So I'm reading the famous paper of Turing "On Computable Numbers, with an Application to the Entscheidungsproblem". At the beginning of his proof of the undecidability of first-order logic (FOL), he claims the following:
It should perhaps be remarked that what I shall prove is quite different from the well-known results of Gödel. Gödel has shown that (in the formalism of Principia Mathematica) there are propositions 𐌵 such that neither 𐌵 nor ¬𐌵 is provable. As a consequence of this, it is shown that no proof of consistency of Principia Mathematica (or of K) can be given within that formalism. On the other hand, I shall show that there is no general method which tells whether a given formula 𐌵 is provable in K, or, what comes to the same, whether the system consisting of K with ¬𐌵 adjoined as an extra axiom is consistent.

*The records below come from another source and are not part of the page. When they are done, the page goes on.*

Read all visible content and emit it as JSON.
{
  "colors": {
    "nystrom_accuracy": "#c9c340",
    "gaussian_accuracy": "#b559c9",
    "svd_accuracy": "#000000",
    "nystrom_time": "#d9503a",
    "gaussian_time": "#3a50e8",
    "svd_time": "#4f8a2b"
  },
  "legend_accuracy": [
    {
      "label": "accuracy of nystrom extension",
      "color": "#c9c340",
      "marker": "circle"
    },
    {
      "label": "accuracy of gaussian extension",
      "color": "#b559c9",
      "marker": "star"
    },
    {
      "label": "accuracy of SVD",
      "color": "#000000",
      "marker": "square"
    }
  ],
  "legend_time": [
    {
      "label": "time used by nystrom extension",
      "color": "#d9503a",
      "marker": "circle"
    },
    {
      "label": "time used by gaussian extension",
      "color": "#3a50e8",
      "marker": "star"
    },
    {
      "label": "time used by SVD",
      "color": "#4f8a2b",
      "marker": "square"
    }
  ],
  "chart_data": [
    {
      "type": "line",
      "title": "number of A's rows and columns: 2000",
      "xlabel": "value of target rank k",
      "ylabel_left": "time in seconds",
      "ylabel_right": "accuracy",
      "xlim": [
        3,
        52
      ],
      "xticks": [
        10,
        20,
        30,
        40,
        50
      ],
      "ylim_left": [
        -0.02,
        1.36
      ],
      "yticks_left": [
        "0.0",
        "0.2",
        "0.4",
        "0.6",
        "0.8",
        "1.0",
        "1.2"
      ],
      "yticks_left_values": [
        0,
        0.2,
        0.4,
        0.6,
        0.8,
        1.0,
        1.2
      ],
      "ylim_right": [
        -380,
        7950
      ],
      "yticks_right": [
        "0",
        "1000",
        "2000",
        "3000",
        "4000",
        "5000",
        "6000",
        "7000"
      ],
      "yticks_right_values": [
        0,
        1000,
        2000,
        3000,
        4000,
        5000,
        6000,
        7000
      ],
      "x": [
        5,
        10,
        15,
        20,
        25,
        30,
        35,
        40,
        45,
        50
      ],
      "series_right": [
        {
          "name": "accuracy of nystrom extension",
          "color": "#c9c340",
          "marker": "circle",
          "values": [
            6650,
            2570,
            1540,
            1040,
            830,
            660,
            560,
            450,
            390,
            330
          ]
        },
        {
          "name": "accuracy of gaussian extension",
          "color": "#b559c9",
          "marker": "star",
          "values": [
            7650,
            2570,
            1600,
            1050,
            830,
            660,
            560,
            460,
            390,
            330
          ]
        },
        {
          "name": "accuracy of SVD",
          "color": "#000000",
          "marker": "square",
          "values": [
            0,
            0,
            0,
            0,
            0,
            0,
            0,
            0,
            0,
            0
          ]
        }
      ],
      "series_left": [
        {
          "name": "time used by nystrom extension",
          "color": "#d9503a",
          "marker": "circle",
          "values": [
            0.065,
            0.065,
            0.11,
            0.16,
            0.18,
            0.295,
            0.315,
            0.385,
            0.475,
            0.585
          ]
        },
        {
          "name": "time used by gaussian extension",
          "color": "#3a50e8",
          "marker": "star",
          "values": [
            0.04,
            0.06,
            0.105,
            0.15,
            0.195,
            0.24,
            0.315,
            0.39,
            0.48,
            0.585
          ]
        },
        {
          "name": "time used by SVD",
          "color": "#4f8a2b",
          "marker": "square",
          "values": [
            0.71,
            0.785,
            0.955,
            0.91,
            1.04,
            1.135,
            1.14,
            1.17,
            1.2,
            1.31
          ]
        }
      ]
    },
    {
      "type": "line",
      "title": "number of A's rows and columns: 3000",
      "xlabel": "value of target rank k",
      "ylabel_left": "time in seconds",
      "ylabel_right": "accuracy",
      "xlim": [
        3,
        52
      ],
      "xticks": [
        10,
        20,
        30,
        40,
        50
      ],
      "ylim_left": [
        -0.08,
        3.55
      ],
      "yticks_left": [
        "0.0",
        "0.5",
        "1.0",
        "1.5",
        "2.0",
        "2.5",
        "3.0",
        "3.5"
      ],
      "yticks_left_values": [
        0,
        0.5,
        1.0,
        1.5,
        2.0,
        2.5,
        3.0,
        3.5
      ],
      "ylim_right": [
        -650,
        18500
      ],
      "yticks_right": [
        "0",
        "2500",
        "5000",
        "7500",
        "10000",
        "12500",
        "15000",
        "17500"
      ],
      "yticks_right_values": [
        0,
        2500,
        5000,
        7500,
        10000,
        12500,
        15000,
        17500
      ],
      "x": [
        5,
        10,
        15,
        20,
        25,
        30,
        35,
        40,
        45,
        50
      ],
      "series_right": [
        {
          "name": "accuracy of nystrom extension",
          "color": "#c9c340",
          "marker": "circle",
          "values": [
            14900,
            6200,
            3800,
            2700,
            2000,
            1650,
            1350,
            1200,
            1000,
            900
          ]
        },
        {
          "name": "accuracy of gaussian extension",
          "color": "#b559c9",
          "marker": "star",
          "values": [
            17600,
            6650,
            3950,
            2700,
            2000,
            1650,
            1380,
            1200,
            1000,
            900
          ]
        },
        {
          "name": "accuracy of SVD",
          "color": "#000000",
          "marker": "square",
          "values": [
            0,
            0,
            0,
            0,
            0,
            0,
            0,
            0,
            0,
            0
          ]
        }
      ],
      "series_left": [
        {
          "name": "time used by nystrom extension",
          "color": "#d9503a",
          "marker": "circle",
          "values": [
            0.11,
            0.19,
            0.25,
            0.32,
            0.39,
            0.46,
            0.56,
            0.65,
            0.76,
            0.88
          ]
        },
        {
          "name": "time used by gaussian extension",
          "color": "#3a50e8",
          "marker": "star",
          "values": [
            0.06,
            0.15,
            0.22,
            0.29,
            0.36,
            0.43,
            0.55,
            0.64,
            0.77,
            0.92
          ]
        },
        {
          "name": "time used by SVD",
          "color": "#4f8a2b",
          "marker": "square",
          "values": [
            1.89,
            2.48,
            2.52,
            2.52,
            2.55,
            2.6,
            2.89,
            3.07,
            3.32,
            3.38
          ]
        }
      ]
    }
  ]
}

With K being the axiomatization of FOL given by Hilbert and Ackermann. Furthermore, he claims:
If the negation of what Gödel has shown had been proved, i.e. if, for each 𐌵, either 𐌵 or ¬𐌵 is provable, then we should have an immediate solution of the Entscheidungsproblem. For we can invent a machine 𐌺 which will prove consecutively all provable formulae. Sooner or later 𐌺 will reach either 𐌵 or ¬𐌵. If it reaches 𐌵, then we know that 𐌵 is provable. If it reaches ¬𐌵, then, since K is consistent (Hilbert and Ackermann, p. 65), we know that 𐌵 is not provable.
So at first hand and without further clarification on his part, he seems to be equating two different kinds of formal axiomatic systems: the ones which try to mechanize the notion of validity in logic and the ones which try to mechanize the notion of truth in arithmetic.
Probably, what he's trying to get at is that there is a way to encode in arithmetic the notion of 𐌵 being a provable sentence in K so that, if arithmetic was complete, then that sentence could be proved or disproved in arithmetic.
Any suggestions to make sense of what he's talking about here?
Thank's in advance :)